Ph.D. student Univ. of Northern Colorado, United States
Disclosure(s):
Fariha Tasnim: No financial relationships to disclose
Introduction/Rationale: Emerging evidence suggests that activation of different immune cell populations contributes to the progression of MASLD to advanced MASH. Thus, with lipogenic and fibrotic markers, exploring liver innate and adaptive immune cell activation and recruitment can enhance understanding of MASLD progression and therapeutic targets. Previous studies showed CBG, a non-psychotropic cannabinoid, reduces inflammation in MCD diet-induced MASH, while CBD alleviates alcohol-induced liver steatosis. Considering this, the study explores the efficacy of CBG alone or with CBD in MASLD-associated inflammation and metabolic disorders.

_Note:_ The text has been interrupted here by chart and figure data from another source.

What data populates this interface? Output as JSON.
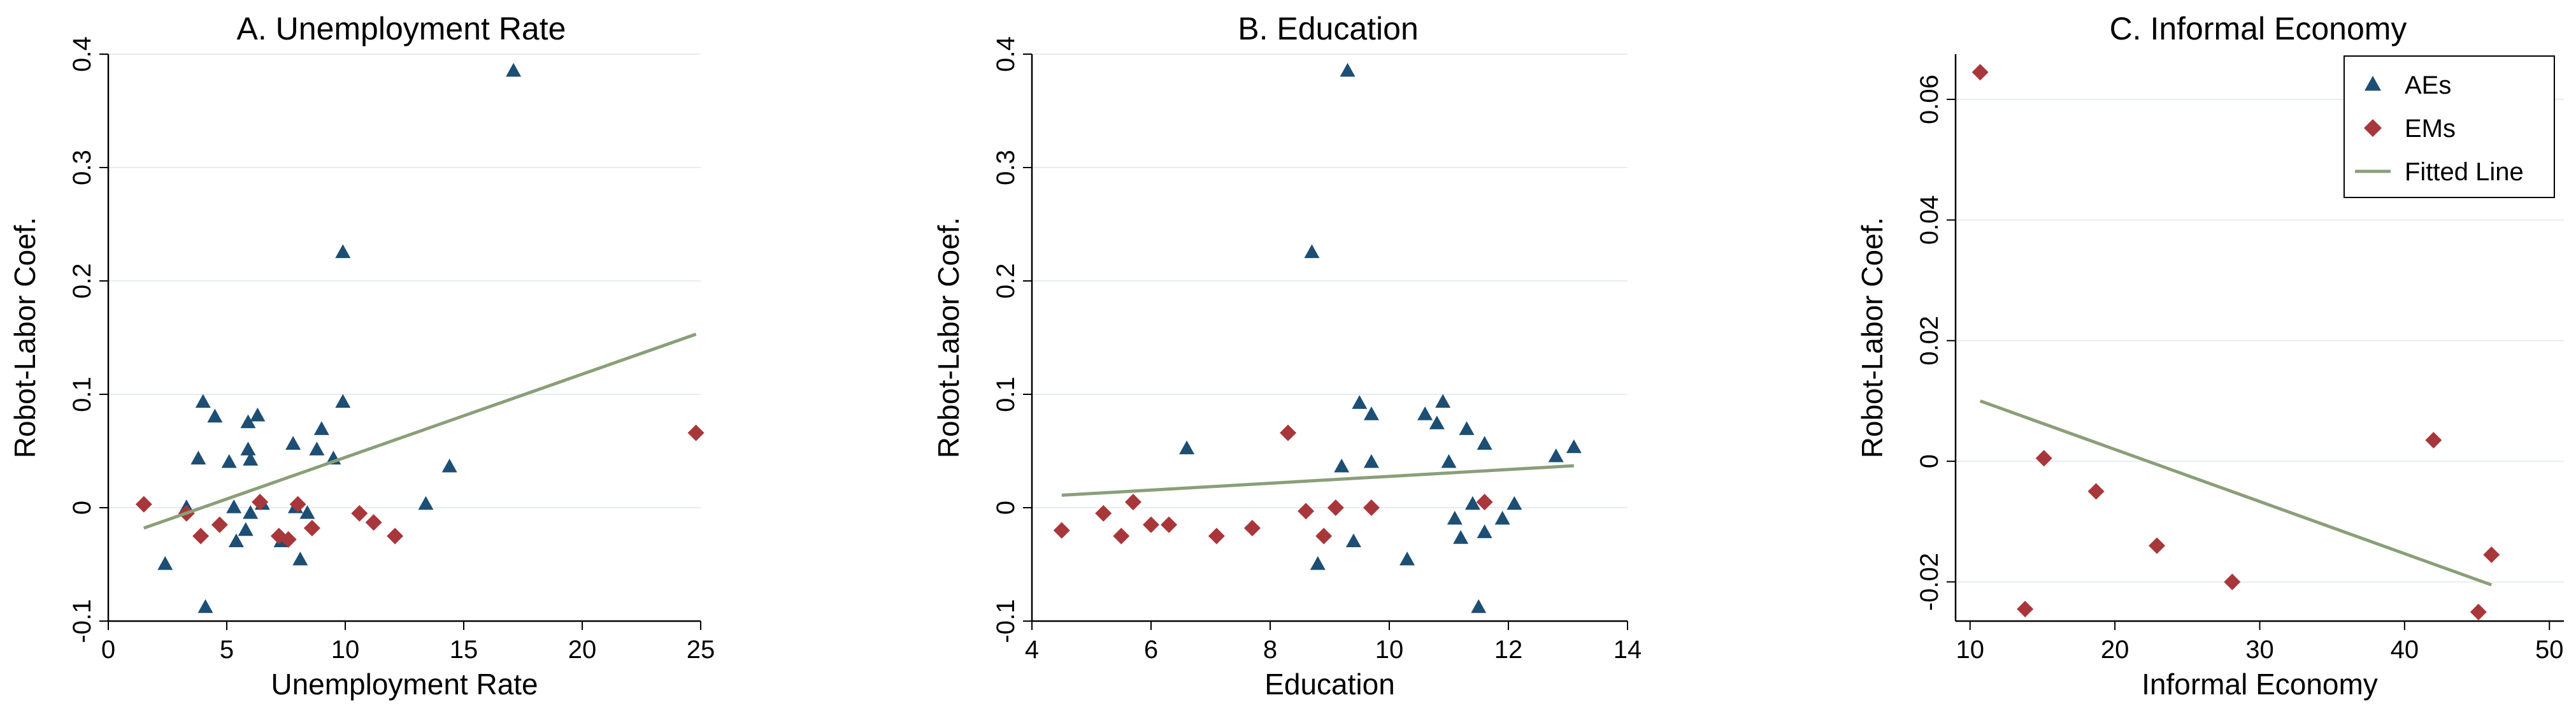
{
  "chart_data": [
    {
      "type": "scatter",
      "title": "A. Unemployment Rate",
      "xlabel": "Unemployment Rate",
      "ylabel": "Robot-Labor Coef.",
      "xlim": [
        0,
        25
      ],
      "ylim": [
        -0.1,
        0.4
      ],
      "xticks": [
        "0",
        "5",
        "10",
        "15",
        "20",
        "25"
      ],
      "yticks": [
        "-0.1",
        "0",
        "0.1",
        "0.2",
        "0.3",
        "0.4"
      ],
      "grid": true,
      "series": [
        {
          "name": "AEs",
          "color": "#1d4e74",
          "marker": "triangle",
          "points": [
            [
              2.4,
              -0.05
            ],
            [
              3.3,
              0.0
            ],
            [
              3.8,
              0.043
            ],
            [
              4.0,
              0.093
            ],
            [
              4.1,
              -0.088
            ],
            [
              4.5,
              0.08
            ],
            [
              5.1,
              0.04
            ],
            [
              5.3,
              0.0
            ],
            [
              5.4,
              -0.03
            ],
            [
              5.8,
              -0.02
            ],
            [
              5.9,
              0.051
            ],
            [
              6.0,
              0.042
            ],
            [
              5.9,
              0.075
            ],
            [
              6.3,
              0.081
            ],
            [
              6.0,
              -0.005
            ],
            [
              6.5,
              0.003
            ],
            [
              7.3,
              -0.03
            ],
            [
              7.8,
              0.056
            ],
            [
              7.9,
              0.0
            ],
            [
              8.1,
              -0.046
            ],
            [
              8.4,
              -0.005
            ],
            [
              8.8,
              0.051
            ],
            [
              9.0,
              0.069
            ],
            [
              9.5,
              0.043
            ],
            [
              9.9,
              0.093
            ],
            [
              9.9,
              0.225
            ],
            [
              13.4,
              0.003
            ],
            [
              14.4,
              0.036
            ],
            [
              17.1,
              0.385
            ]
          ]
        },
        {
          "name": "EMs",
          "color": "#a8373b",
          "marker": "diamond",
          "points": [
            [
              1.5,
              0.003
            ],
            [
              3.3,
              -0.005
            ],
            [
              3.9,
              -0.025
            ],
            [
              4.7,
              -0.015
            ],
            [
              6.4,
              0.005
            ],
            [
              7.2,
              -0.025
            ],
            [
              7.6,
              -0.028
            ],
            [
              8.0,
              0.003
            ],
            [
              8.6,
              -0.018
            ],
            [
              10.6,
              -0.005
            ],
            [
              11.2,
              -0.013
            ],
            [
              12.1,
              -0.025
            ],
            [
              24.8,
              0.066
            ]
          ]
        },
        {
          "name": "Fitted Line",
          "color": "#8a9f78",
          "type": "line",
          "points": [
            [
              1.5,
              -0.018
            ],
            [
              24.8,
              0.153
            ]
          ]
        }
      ]
    },
    {
      "type": "scatter",
      "title": "B. Education",
      "xlabel": "Education",
      "ylabel": "Robot-Labor Coef.",
      "xlim": [
        4,
        14
      ],
      "ylim": [
        -0.1,
        0.4
      ],
      "xticks": [
        "4",
        "6",
        "8",
        "10",
        "12",
        "14"
      ],
      "yticks": [
        "-0.1",
        "0",
        "0.1",
        "0.2",
        "0.3",
        "0.4"
      ],
      "grid": true,
      "series": [
        {
          "name": "AEs",
          "color": "#1d4e74",
          "marker": "triangle",
          "points": [
            [
              6.6,
              0.052
            ],
            [
              8.7,
              0.225
            ],
            [
              8.8,
              -0.05
            ],
            [
              9.2,
              0.036
            ],
            [
              9.3,
              0.385
            ],
            [
              9.4,
              -0.03
            ],
            [
              9.5,
              0.092
            ],
            [
              9.7,
              0.082
            ],
            [
              9.7,
              0.04
            ],
            [
              10.3,
              -0.046
            ],
            [
              10.6,
              0.082
            ],
            [
              10.8,
              0.074
            ],
            [
              10.9,
              0.093
            ],
            [
              11.0,
              0.04
            ],
            [
              11.1,
              -0.01
            ],
            [
              11.2,
              -0.027
            ],
            [
              11.3,
              0.069
            ],
            [
              11.4,
              0.003
            ],
            [
              11.5,
              -0.088
            ],
            [
              11.6,
              0.056
            ],
            [
              11.6,
              -0.022
            ],
            [
              11.9,
              -0.01
            ],
            [
              12.1,
              0.003
            ],
            [
              12.8,
              0.045
            ],
            [
              13.1,
              0.053
            ]
          ]
        },
        {
          "name": "EMs",
          "color": "#a8373b",
          "marker": "diamond",
          "points": [
            [
              4.5,
              -0.02
            ],
            [
              5.2,
              -0.005
            ],
            [
              5.5,
              -0.025
            ],
            [
              5.7,
              0.005
            ],
            [
              6.0,
              -0.015
            ],
            [
              6.3,
              -0.015
            ],
            [
              7.1,
              -0.025
            ],
            [
              7.7,
              -0.018
            ],
            [
              8.3,
              0.066
            ],
            [
              8.6,
              -0.003
            ],
            [
              8.9,
              -0.025
            ],
            [
              9.1,
              0.0
            ],
            [
              9.7,
              0.0
            ],
            [
              11.6,
              0.005
            ]
          ]
        },
        {
          "name": "Fitted Line",
          "color": "#8a9f78",
          "type": "line",
          "points": [
            [
              4.5,
              0.011
            ],
            [
              13.1,
              0.037
            ]
          ]
        }
      ]
    },
    {
      "type": "scatter",
      "title": "C. Informal Economy",
      "xlabel": "Informal Economy",
      "ylabel": "Robot-Labor Coef.",
      "xlim": [
        9,
        51
      ],
      "ylim": [
        -0.0265,
        0.0675
      ],
      "xticks": [
        "10",
        "20",
        "30",
        "40",
        "50"
      ],
      "yticks": [
        "-0.02",
        "0",
        "0.02",
        "0.04",
        "0.06"
      ],
      "grid": true,
      "legend": "top-right",
      "series": [
        {
          "name": "AEs",
          "color": "#1d4e74",
          "marker": "triangle",
          "points": []
        },
        {
          "name": "EMs",
          "color": "#a8373b",
          "marker": "diamond",
          "points": [
            [
              10.7,
              0.0645
            ],
            [
              13.8,
              -0.0245
            ],
            [
              15.1,
              0.0005
            ],
            [
              18.7,
              -0.005
            ],
            [
              22.9,
              -0.014
            ],
            [
              28.1,
              -0.02
            ],
            [
              42.0,
              0.0035
            ],
            [
              45.1,
              -0.025
            ],
            [
              46.0,
              -0.0155
            ]
          ]
        },
        {
          "name": "Fitted Line",
          "color": "#8a9f78",
          "type": "line",
          "points": [
            [
              10.7,
              0.01
            ],
            [
              46.0,
              -0.0205
            ]
          ]
        }
      ]
    }
  ]
}
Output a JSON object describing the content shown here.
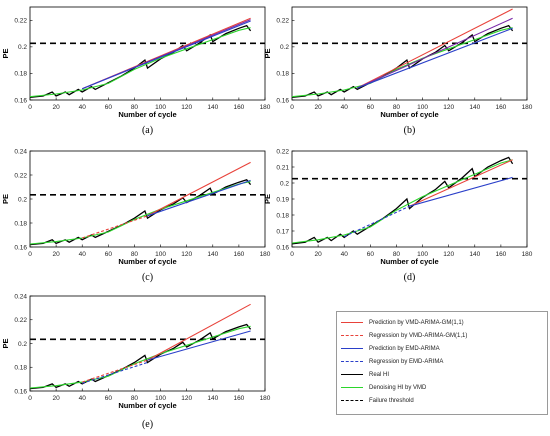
{
  "colors": {
    "vmd_pred": "#e8423a",
    "vmd_reg": "#e8423a",
    "emd_pred": "#2a3fc9",
    "emd_reg": "#2a3fc9",
    "real": "#000000",
    "denoise": "#2bd62b",
    "threshold": "#000000",
    "purple": "#7a2aa8"
  },
  "legend": {
    "entries": [
      {
        "label": "Prediction by VMD-ARIMA-GM(1,1)",
        "color": "#e8423a",
        "dash": "solid"
      },
      {
        "label": "Regression by VMD-ARIMA-GM(1,1)",
        "color": "#e8423a",
        "dash": "dashed"
      },
      {
        "label": "Prediction by EMD-ARIMA",
        "color": "#2a3fc9",
        "dash": "solid"
      },
      {
        "label": "Regression by EMD-ARIMA",
        "color": "#2a3fc9",
        "dash": "dashed"
      },
      {
        "label": "Real HI",
        "color": "#000000",
        "dash": "solid"
      },
      {
        "label": "Denoising HI by VMD",
        "color": "#2bd62b",
        "dash": "solid"
      },
      {
        "label": "Failure threshold",
        "color": "#000000",
        "dash": "dashed"
      }
    ]
  },
  "chart_data": [
    {
      "panel_label": "(a)",
      "type": "line",
      "xlabel": "Number of cycle",
      "ylabel": "PE",
      "xlim": [
        0,
        180
      ],
      "ylim": [
        0.16,
        0.23
      ],
      "xticks": [
        "0",
        "20",
        "40",
        "60",
        "80",
        "100",
        "120",
        "140",
        "160",
        "180"
      ],
      "yticks": [
        "0.16",
        "0.18",
        "0.2",
        "0.22"
      ],
      "threshold": 0.2027,
      "series": [
        {
          "color_key": "real",
          "x": [
            0,
            10,
            17,
            20,
            27,
            30,
            37,
            40,
            47,
            50,
            60,
            70,
            80,
            88,
            90,
            100,
            110,
            117,
            120,
            130,
            138,
            140,
            150,
            160,
            166,
            169
          ],
          "y": [
            0.162,
            0.163,
            0.166,
            0.163,
            0.166,
            0.164,
            0.168,
            0.166,
            0.17,
            0.168,
            0.173,
            0.178,
            0.184,
            0.19,
            0.184,
            0.191,
            0.196,
            0.201,
            0.197,
            0.203,
            0.209,
            0.204,
            0.21,
            0.214,
            0.216,
            0.212
          ]
        },
        {
          "color_key": "denoise",
          "x": [
            0,
            20,
            40,
            60,
            80,
            100,
            120,
            140,
            160,
            169
          ],
          "y": [
            0.1625,
            0.1645,
            0.1675,
            0.1725,
            0.183,
            0.1915,
            0.1985,
            0.2055,
            0.2125,
            0.2145
          ]
        },
        {
          "color_key": "vmd_pred",
          "x": [
            40,
            169
          ],
          "y": [
            0.1685,
            0.2215
          ]
        },
        {
          "color_key": "purple",
          "x": [
            40,
            169
          ],
          "y": [
            0.1685,
            0.2205
          ]
        },
        {
          "color_key": "emd_pred",
          "x": [
            40,
            169
          ],
          "y": [
            0.1685,
            0.2195
          ]
        }
      ]
    },
    {
      "panel_label": "(b)",
      "type": "line",
      "xlabel": "Number of cycle",
      "ylabel": "PE",
      "xlim": [
        0,
        180
      ],
      "ylim": [
        0.16,
        0.23
      ],
      "xticks": [
        "0",
        "20",
        "40",
        "60",
        "80",
        "100",
        "120",
        "140",
        "160",
        "180"
      ],
      "yticks": [
        "0.16",
        "0.18",
        "0.2",
        "0.22"
      ],
      "threshold": 0.2027,
      "series": [
        {
          "color_key": "real",
          "x": [
            0,
            10,
            17,
            20,
            27,
            30,
            37,
            40,
            47,
            50,
            60,
            70,
            80,
            88,
            90,
            100,
            110,
            117,
            120,
            130,
            138,
            140,
            150,
            160,
            166,
            169
          ],
          "y": [
            0.162,
            0.163,
            0.166,
            0.163,
            0.166,
            0.164,
            0.168,
            0.166,
            0.17,
            0.168,
            0.173,
            0.178,
            0.184,
            0.19,
            0.184,
            0.191,
            0.196,
            0.201,
            0.197,
            0.203,
            0.209,
            0.204,
            0.21,
            0.214,
            0.216,
            0.212
          ]
        },
        {
          "color_key": "denoise",
          "x": [
            0,
            20,
            40,
            60,
            80,
            100,
            120,
            140,
            160,
            169
          ],
          "y": [
            0.1625,
            0.1645,
            0.1675,
            0.1725,
            0.183,
            0.1915,
            0.1985,
            0.2055,
            0.2125,
            0.2145
          ]
        },
        {
          "color_key": "vmd_pred",
          "x": [
            50,
            169
          ],
          "y": [
            0.169,
            0.2285
          ]
        },
        {
          "color_key": "purple",
          "x": [
            50,
            169
          ],
          "y": [
            0.169,
            0.2215
          ]
        },
        {
          "color_key": "emd_pred",
          "x": [
            50,
            169
          ],
          "y": [
            0.169,
            0.214
          ]
        }
      ]
    },
    {
      "panel_label": "(c)",
      "type": "line",
      "xlabel": "Number of cycle",
      "ylabel": "PE",
      "xlim": [
        0,
        180
      ],
      "ylim": [
        0.16,
        0.24
      ],
      "xticks": [
        "0",
        "20",
        "40",
        "60",
        "80",
        "100",
        "120",
        "140",
        "160",
        "180"
      ],
      "yticks": [
        "0.16",
        "0.18",
        "0.2",
        "0.22",
        "0.24"
      ],
      "threshold": 0.2035,
      "series": [
        {
          "color_key": "real",
          "x": [
            0,
            10,
            17,
            20,
            27,
            30,
            37,
            40,
            47,
            50,
            60,
            70,
            80,
            88,
            90,
            100,
            110,
            117,
            120,
            130,
            138,
            140,
            150,
            160,
            166,
            169
          ],
          "y": [
            0.162,
            0.163,
            0.166,
            0.163,
            0.166,
            0.164,
            0.168,
            0.166,
            0.17,
            0.168,
            0.173,
            0.178,
            0.184,
            0.19,
            0.184,
            0.191,
            0.196,
            0.201,
            0.197,
            0.203,
            0.209,
            0.204,
            0.21,
            0.214,
            0.216,
            0.212
          ]
        },
        {
          "color_key": "denoise",
          "x": [
            0,
            20,
            40,
            60,
            80,
            100,
            120,
            140,
            160,
            169
          ],
          "y": [
            0.1625,
            0.1645,
            0.1675,
            0.1725,
            0.183,
            0.1915,
            0.1985,
            0.2055,
            0.2125,
            0.2145
          ]
        },
        {
          "color_key": "vmd_reg",
          "dash": true,
          "x": [
            40,
            90
          ],
          "y": [
            0.1675,
            0.186
          ]
        },
        {
          "color_key": "vmd_pred",
          "x": [
            90,
            169
          ],
          "y": [
            0.186,
            0.2305
          ]
        },
        {
          "color_key": "emd_pred",
          "x": [
            90,
            169
          ],
          "y": [
            0.186,
            0.2155
          ]
        }
      ]
    },
    {
      "panel_label": "(d)",
      "type": "line",
      "xlabel": "Number of cycle",
      "ylabel": "PE",
      "xlim": [
        0,
        180
      ],
      "ylim": [
        0.16,
        0.22
      ],
      "xticks": [
        "0",
        "20",
        "40",
        "60",
        "80",
        "100",
        "120",
        "140",
        "160",
        "180"
      ],
      "yticks": [
        "0.16",
        "0.17",
        "0.18",
        "0.19",
        "0.2",
        "0.21",
        "0.22"
      ],
      "threshold": 0.2027,
      "series": [
        {
          "color_key": "real",
          "x": [
            0,
            10,
            17,
            20,
            27,
            30,
            37,
            40,
            47,
            50,
            60,
            70,
            80,
            88,
            90,
            100,
            110,
            117,
            120,
            130,
            138,
            140,
            150,
            160,
            166,
            169
          ],
          "y": [
            0.162,
            0.163,
            0.166,
            0.163,
            0.166,
            0.164,
            0.168,
            0.166,
            0.17,
            0.168,
            0.173,
            0.178,
            0.184,
            0.19,
            0.184,
            0.191,
            0.196,
            0.201,
            0.197,
            0.203,
            0.209,
            0.204,
            0.21,
            0.214,
            0.216,
            0.212
          ]
        },
        {
          "color_key": "denoise",
          "x": [
            0,
            20,
            40,
            60,
            80,
            100,
            120,
            140,
            160,
            169
          ],
          "y": [
            0.1625,
            0.1645,
            0.1675,
            0.1725,
            0.183,
            0.1915,
            0.1985,
            0.2055,
            0.2125,
            0.2145
          ]
        },
        {
          "color_key": "emd_reg",
          "dash": true,
          "x": [
            40,
            90
          ],
          "y": [
            0.1665,
            0.1855
          ]
        },
        {
          "color_key": "vmd_pred",
          "x": [
            90,
            169
          ],
          "y": [
            0.1855,
            0.2145
          ]
        },
        {
          "color_key": "emd_pred",
          "x": [
            90,
            169
          ],
          "y": [
            0.1855,
            0.2035
          ]
        }
      ]
    },
    {
      "panel_label": "(e)",
      "type": "line",
      "xlabel": "Number of cycle",
      "ylabel": "PE",
      "xlim": [
        0,
        180
      ],
      "ylim": [
        0.16,
        0.24
      ],
      "xticks": [
        "0",
        "20",
        "40",
        "60",
        "80",
        "100",
        "120",
        "140",
        "160",
        "180"
      ],
      "yticks": [
        "0.16",
        "0.18",
        "0.2",
        "0.22",
        "0.24"
      ],
      "threshold": 0.2035,
      "series": [
        {
          "color_key": "real",
          "x": [
            0,
            10,
            17,
            20,
            27,
            30,
            37,
            40,
            47,
            50,
            60,
            70,
            80,
            88,
            90,
            100,
            110,
            117,
            120,
            130,
            138,
            140,
            150,
            160,
            166,
            169
          ],
          "y": [
            0.162,
            0.163,
            0.166,
            0.163,
            0.166,
            0.164,
            0.168,
            0.166,
            0.17,
            0.168,
            0.173,
            0.178,
            0.184,
            0.19,
            0.184,
            0.191,
            0.196,
            0.201,
            0.197,
            0.203,
            0.209,
            0.204,
            0.21,
            0.214,
            0.216,
            0.212
          ]
        },
        {
          "color_key": "denoise",
          "x": [
            0,
            20,
            40,
            60,
            80,
            100,
            120,
            140,
            160,
            169
          ],
          "y": [
            0.1625,
            0.1645,
            0.1675,
            0.1725,
            0.183,
            0.1915,
            0.1985,
            0.2055,
            0.2125,
            0.2145
          ]
        },
        {
          "color_key": "vmd_reg",
          "dash": true,
          "x": [
            40,
            90
          ],
          "y": [
            0.1675,
            0.186
          ]
        },
        {
          "color_key": "emd_reg",
          "dash": true,
          "x": [
            40,
            90
          ],
          "y": [
            0.1665,
            0.184
          ]
        },
        {
          "color_key": "vmd_pred",
          "x": [
            90,
            169
          ],
          "y": [
            0.186,
            0.233
          ]
        },
        {
          "color_key": "emd_pred",
          "x": [
            90,
            169
          ],
          "y": [
            0.186,
            0.2105
          ]
        }
      ]
    }
  ]
}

Methods: In vivo, blood glucose levels, serum insulin, and adiponectin are analyzed. Inflammation by innate immune cells is assessed by IHC for CD45, CK19, F4/80 (Kupffer), and infiltrated macrophages–M1 and M2, and LPS-induced IL-6 production from isolated hepatocytes. Adaptive immunomodulation is assessed by T cell numbers (CD4+ and CD8+) +/- the treatments in peripheral blood, spleen, and liver. In vitro, steatosis is induced in hepatocytes by free fatty acid, followed by CBG or CBD to evaluate effects on fat accumulation.
Results: In vivo, CBG decreases Kupffer cells, M1 macrophages, and ductular proliferation, but increases M2 macrophages in both sexes. It also improves steatosis, increases adiponectin, and lowers insulin. In vitro, CBG decreases fat accumulation, while the combo reduces IL-6.
Conclusion: Together these data suggest a promising therapeutic potential of CBG in MASLD.